Pre-limitation-period actions are not actionable unless they are joined to actionable conduct within the limitations period (see Williams v New York City Hous. Auth., 61 A.D.3d 62, 80 [1st Dept 2009]; Iv denied 13 N.Y.3d 702 [2009]). Therefore, to the extent that plaintiff's claims regard discrete acts occurring before May 7, 2018, they are time-barred (Santiago-Mendez v City of New York, 136 A.D.3d 428 ). However, if the defendants' acts are part of a single continuing pattern of unlawful conduct extending into the limitations period, they are actionable (see Williams, supra; see also Ferraro v New York City Dept, of Educ., 115 A.D.3d 497, 497-98 [1st Dept 2014]). In determining whether the complained of acts within and outside the statutory time constitute one actionable claim, a court should assess whether incidents and episodes are related (McGullam v Cedar Graphics, Inc., 609 F.3d 70, 77 [2d Cir 2010]). Furthermore, the plaintiff is not precluded from using the prior acts as background evidence in support of his timely claims (see Petit v Dept, of Educ. of City of New York, 177 A.D.3d 402, 404 ; Natl. R.R. Passenger Corp, v Morgan, 536 U.S. 101, 113, 122 S.Ct. 2061, 2072, 153 L.Ed.2d 106 [2002]).
To the extent that acts occurring before May 7, 2018, are part of a single continuing pattern of unlawful conduct extending into the limitations period immediately preceding the filing of the complaint, the claims should not be dismissed (see St.

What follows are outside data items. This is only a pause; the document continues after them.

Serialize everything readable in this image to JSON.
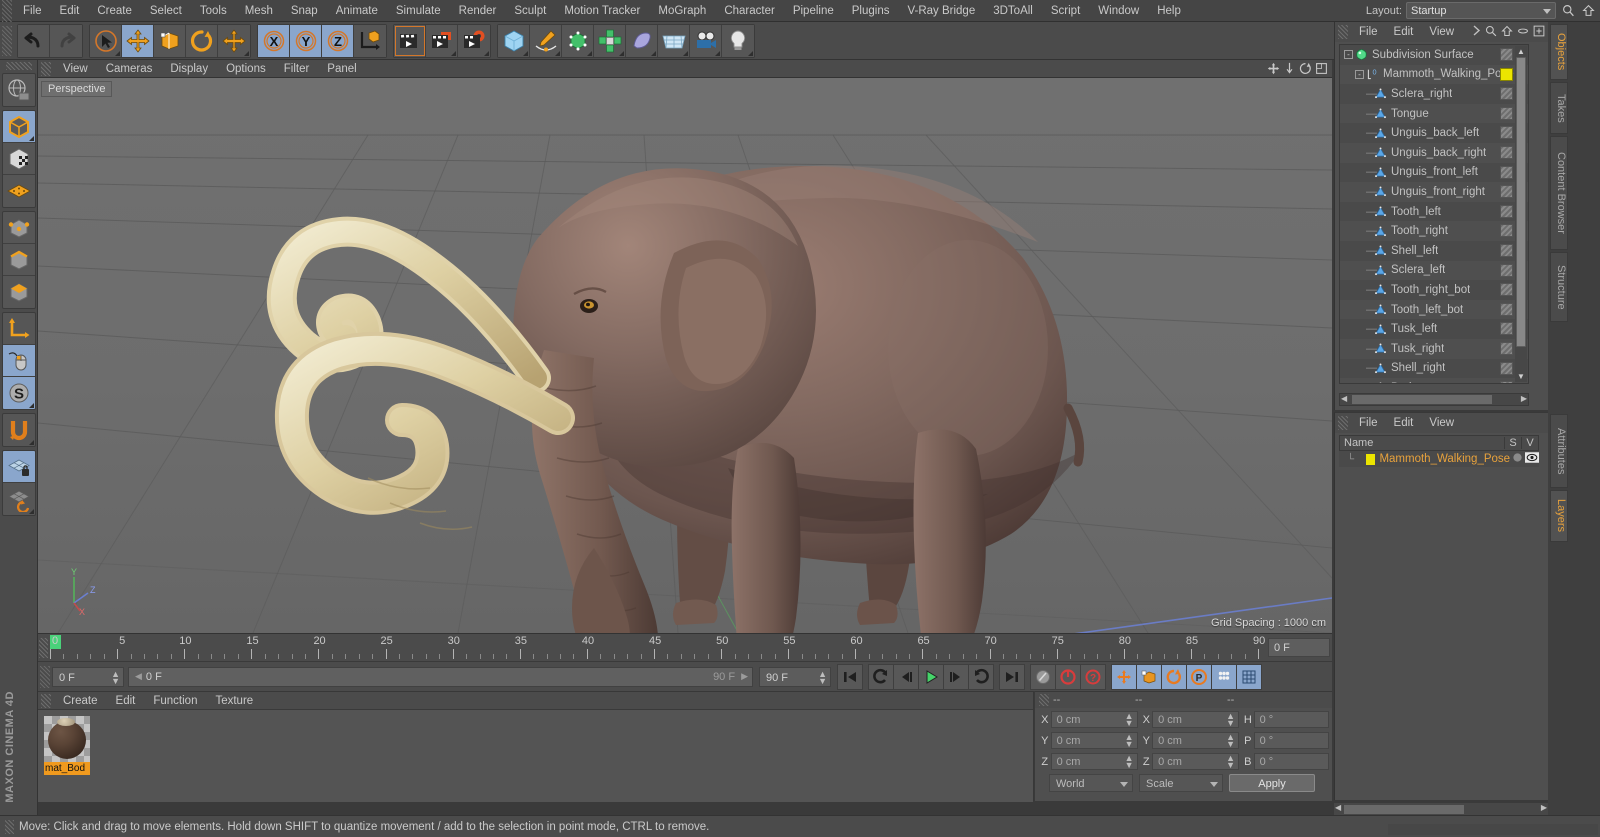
{
  "menubar": {
    "items": [
      "File",
      "Edit",
      "Create",
      "Select",
      "Tools",
      "Mesh",
      "Snap",
      "Animate",
      "Simulate",
      "Render",
      "Sculpt",
      "Motion Tracker",
      "MoGraph",
      "Character",
      "Pipeline",
      "Plugins",
      "V-Ray Bridge",
      "3DToAll",
      "Script",
      "Window",
      "Help"
    ],
    "layout_label": "Layout:",
    "layout_value": "Startup"
  },
  "toolbar": {
    "groups": [
      {
        "name": "history",
        "buttons": [
          {
            "icon": "undo-icon",
            "label": "Undo",
            "active": false
          },
          {
            "icon": "redo-icon",
            "label": "Redo",
            "active": false
          }
        ]
      },
      {
        "name": "tools",
        "buttons": [
          {
            "icon": "live-selection-icon",
            "label": "Live Selection",
            "active": false
          },
          {
            "icon": "move-icon",
            "label": "Move",
            "active": true
          },
          {
            "icon": "scale-icon",
            "label": "Scale",
            "active": false
          },
          {
            "icon": "rotate-icon",
            "label": "Rotate",
            "active": false
          },
          {
            "icon": "move-alt-icon",
            "label": "Move Tool",
            "active": false
          }
        ]
      },
      {
        "name": "axis-locks",
        "buttons": [
          {
            "icon": "axis-x-icon",
            "label": "X",
            "active": true
          },
          {
            "icon": "axis-y-icon",
            "label": "Y",
            "active": true
          },
          {
            "icon": "axis-z-icon",
            "label": "Z",
            "active": true
          },
          {
            "icon": "world-coordinates-icon",
            "label": "World/Object",
            "active": false
          }
        ]
      },
      {
        "name": "render",
        "buttons": [
          {
            "icon": "render-view-icon",
            "label": "Render View",
            "active": false
          },
          {
            "icon": "render-picture-viewer-icon",
            "label": "Render to Picture Viewer",
            "active": false
          },
          {
            "icon": "render-settings-icon",
            "label": "Edit Render Settings",
            "active": false
          }
        ]
      },
      {
        "name": "objects",
        "buttons": [
          {
            "icon": "cube-primitive-icon",
            "label": "Add Cube Object",
            "active": false
          },
          {
            "icon": "spline-pen-icon",
            "label": "Add Spline",
            "active": false
          },
          {
            "icon": "generator-icon",
            "label": "Add Generator",
            "active": false
          },
          {
            "icon": "deformer-icon",
            "label": "Add Deformer",
            "active": false
          },
          {
            "icon": "scene-object-icon",
            "label": "Add Scene Object",
            "active": false
          },
          {
            "icon": "environment-icon",
            "label": "Add Environment",
            "active": false
          },
          {
            "icon": "camera-icon",
            "label": "Add Camera",
            "active": false
          },
          {
            "icon": "light-icon",
            "label": "Add Light",
            "active": false
          }
        ]
      }
    ]
  },
  "left_palette": {
    "groups": [
      {
        "buttons": [
          {
            "icon": "make-editable-icon",
            "label": "Make Editable",
            "active": false
          }
        ]
      },
      {
        "buttons": [
          {
            "icon": "model-mode-icon",
            "label": "Model Mode",
            "active": true
          },
          {
            "icon": "texture-mode-icon",
            "label": "Texture Mode",
            "active": false
          },
          {
            "icon": "workplane-mode-icon",
            "label": "Workplane Mode",
            "active": false
          }
        ]
      },
      {
        "buttons": [
          {
            "icon": "points-mode-icon",
            "label": "Points Mode",
            "active": false
          },
          {
            "icon": "edges-mode-icon",
            "label": "Edges Mode",
            "active": false
          },
          {
            "icon": "polygons-mode-icon",
            "label": "Polygons Mode",
            "active": false
          }
        ]
      },
      {
        "buttons": [
          {
            "icon": "object-axis-icon",
            "label": "Enable Axis Modification",
            "active": false
          },
          {
            "icon": "viewport-solo-icon",
            "label": "Viewport Solo Mode",
            "active": true
          },
          {
            "icon": "soft-selection-icon",
            "label": "Soft Selection",
            "active": true
          }
        ]
      },
      {
        "buttons": [
          {
            "icon": "magnet-icon",
            "label": "Magnet Tool",
            "active": false
          }
        ]
      },
      {
        "buttons": [
          {
            "icon": "lock-workplane-icon",
            "label": "Lock Workplane",
            "active": true
          },
          {
            "icon": "planar-workplane-icon",
            "label": "Planar Workplane Mode",
            "active": false
          }
        ]
      }
    ],
    "brand": "MAXON CINEMA 4D"
  },
  "viewport": {
    "menu": [
      "View",
      "Cameras",
      "Display",
      "Options",
      "Filter",
      "Panel"
    ],
    "camera_label": "Perspective",
    "grid_spacing": "Grid Spacing : 1000 cm",
    "axis": {
      "x": "X",
      "y": "Y",
      "z": "Z"
    },
    "scene_subject": "Mammoth walking pose 3D model"
  },
  "timeline": {
    "start_frame": "0 F",
    "end_frame": "90 F",
    "current_frame": "0 F",
    "preview_end": "90 F",
    "field_right": "0 F",
    "major_ticks": [
      0,
      5,
      10,
      15,
      20,
      25,
      30,
      35,
      40,
      45,
      50,
      55,
      60,
      65,
      70,
      75,
      80,
      85,
      90
    ],
    "playhead_frame": 0
  },
  "transport": {
    "buttons": [
      {
        "icon": "go-to-start-icon",
        "label": "Go to Start"
      },
      {
        "icon": "play-backwards-loop-icon",
        "label": "Play Backwards"
      },
      {
        "icon": "step-back-icon",
        "label": "Go to Previous Frame"
      },
      {
        "icon": "play-forward-icon",
        "label": "Play Forward"
      },
      {
        "icon": "step-forward-icon",
        "label": "Go to Next Frame"
      },
      {
        "icon": "loop-icon",
        "label": "Play Forward Loop"
      },
      {
        "icon": "go-to-end-icon",
        "label": "Go to End"
      }
    ],
    "record_group": [
      {
        "icon": "autokey-icon",
        "label": "Autokeying",
        "active": false
      },
      {
        "icon": "record-icon",
        "label": "Record Active Objects",
        "active": false
      },
      {
        "icon": "keyframe-selection-icon",
        "label": "Keyframe Selection",
        "active": false
      }
    ],
    "key_group": [
      {
        "icon": "position-key-icon",
        "label": "Position",
        "active": true
      },
      {
        "icon": "scale-key-icon",
        "label": "Scale",
        "active": true
      },
      {
        "icon": "rotation-key-icon",
        "label": "Rotation",
        "active": true
      },
      {
        "icon": "parameter-key-icon",
        "label": "Parameter (P)",
        "active": true
      },
      {
        "icon": "pla-key-icon",
        "label": "Point Level Animation",
        "active": true
      },
      {
        "icon": "timeline-icon",
        "label": "Timeline",
        "active": true
      }
    ]
  },
  "material_manager": {
    "menu": [
      "Create",
      "Edit",
      "Function",
      "Texture"
    ],
    "materials": [
      {
        "name": "mat_Bod",
        "full_name": "mat_Body",
        "selected": true
      }
    ]
  },
  "coordinates": {
    "headers": [
      "--",
      "--",
      "--"
    ],
    "rows": [
      {
        "label1": "X",
        "value1": "0 cm",
        "label2": "X",
        "value2": "0 cm",
        "label3": "H",
        "value3": "0 °"
      },
      {
        "label1": "Y",
        "value1": "0 cm",
        "label2": "Y",
        "value2": "0 cm",
        "label3": "P",
        "value3": "0 °"
      },
      {
        "label1": "Z",
        "value1": "0 cm",
        "label2": "Z",
        "value2": "0 cm",
        "label3": "B",
        "value3": "0 °"
      }
    ],
    "system": "World",
    "mode": "Scale",
    "apply_label": "Apply"
  },
  "object_manager": {
    "menu": [
      "File",
      "Edit",
      "View"
    ],
    "items": [
      {
        "name": "Subdivision Surface",
        "icon": "subdivision-surface-icon",
        "depth": 0,
        "expander": "-",
        "tag": "texture"
      },
      {
        "name": "Mammoth_Walking_Pose",
        "icon": "null-object-icon",
        "depth": 1,
        "expander": "-",
        "tag": "yellow"
      },
      {
        "name": "Sclera_right",
        "icon": "polygon-object-icon",
        "depth": 2,
        "expander": "",
        "tag": "texture"
      },
      {
        "name": "Tongue",
        "icon": "polygon-object-icon",
        "depth": 2,
        "expander": "",
        "tag": "texture"
      },
      {
        "name": "Unguis_back_left",
        "icon": "polygon-object-icon",
        "depth": 2,
        "expander": "",
        "tag": "texture"
      },
      {
        "name": "Unguis_back_right",
        "icon": "polygon-object-icon",
        "depth": 2,
        "expander": "",
        "tag": "texture"
      },
      {
        "name": "Unguis_front_left",
        "icon": "polygon-object-icon",
        "depth": 2,
        "expander": "",
        "tag": "texture"
      },
      {
        "name": "Unguis_front_right",
        "icon": "polygon-object-icon",
        "depth": 2,
        "expander": "",
        "tag": "texture"
      },
      {
        "name": "Tooth_left",
        "icon": "polygon-object-icon",
        "depth": 2,
        "expander": "",
        "tag": "texture"
      },
      {
        "name": "Tooth_right",
        "icon": "polygon-object-icon",
        "depth": 2,
        "expander": "",
        "tag": "texture"
      },
      {
        "name": "Shell_left",
        "icon": "polygon-object-icon",
        "depth": 2,
        "expander": "",
        "tag": "texture"
      },
      {
        "name": "Sclera_left",
        "icon": "polygon-object-icon",
        "depth": 2,
        "expander": "",
        "tag": "texture"
      },
      {
        "name": "Tooth_right_bot",
        "icon": "polygon-object-icon",
        "depth": 2,
        "expander": "",
        "tag": "texture"
      },
      {
        "name": "Tooth_left_bot",
        "icon": "polygon-object-icon",
        "depth": 2,
        "expander": "",
        "tag": "texture"
      },
      {
        "name": "Tusk_left",
        "icon": "polygon-object-icon",
        "depth": 2,
        "expander": "",
        "tag": "texture"
      },
      {
        "name": "Tusk_right",
        "icon": "polygon-object-icon",
        "depth": 2,
        "expander": "",
        "tag": "texture"
      },
      {
        "name": "Shell_right",
        "icon": "polygon-object-icon",
        "depth": 2,
        "expander": "",
        "tag": "texture"
      },
      {
        "name": "Body",
        "icon": "polygon-object-icon",
        "depth": 2,
        "expander": "",
        "tag": "texture"
      }
    ]
  },
  "layer_manager": {
    "menu": [
      "File",
      "Edit",
      "View"
    ],
    "columns": {
      "name": "Name",
      "s": "S",
      "v": "V"
    },
    "rows": [
      {
        "name": "Mammoth_Walking_Pose",
        "color": "#ece500"
      }
    ]
  },
  "right_tabs": [
    {
      "label": "Objects",
      "active": true
    },
    {
      "label": "Takes",
      "active": false
    },
    {
      "label": "Content Browser",
      "active": false
    },
    {
      "label": "Structure",
      "active": false
    },
    {
      "label": "Attributes",
      "active": false
    },
    {
      "label": "Layers",
      "active": true
    }
  ],
  "statusbar": {
    "text": "Move: Click and drag to move elements. Hold down SHIFT to quantize movement / add to the selection in point mode, CTRL to remove."
  },
  "colors": {
    "accent_orange": "#e8a23c",
    "highlight_blue": "#8aa6cc",
    "panel_bg": "#4b4b4b",
    "viewport_bg": "#6e6e6e",
    "yellow_tag": "#ece500"
  }
}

Jean Jeudy v City of New York, 142 A.D.3d 821, 823 [1st Dept 2016]).
Conclusion For the reasons stated herein, it is hereby
ORDERED that the plaintiff's Labor Law §§ 200 and 210 causes of action are dismissed; and it is further
ORDERED that the plaintiff's claims under New York Executive Law § 63 et. seq and New General Municipal Law § 92 are dismissed; and it is further
ORDERED that any claims under the City or State Human Rights Laws which are for discrete acts that occurred before May 7, 2018, are dismissed; and it is further
ORDERED that the motion is otherwise denied; and it is further
ORDERED that defendant is directed to serve an answer to the complaint within 20 days after service of a copy of this order with notice of entry; and it is further
ORDERED that counsel are directed to appear for a preliminary conference in Room 103, 80 Centre Street, New York, New York, on July 5, 2023, at 2:00 PM.
This constitutes the decision and order of the court.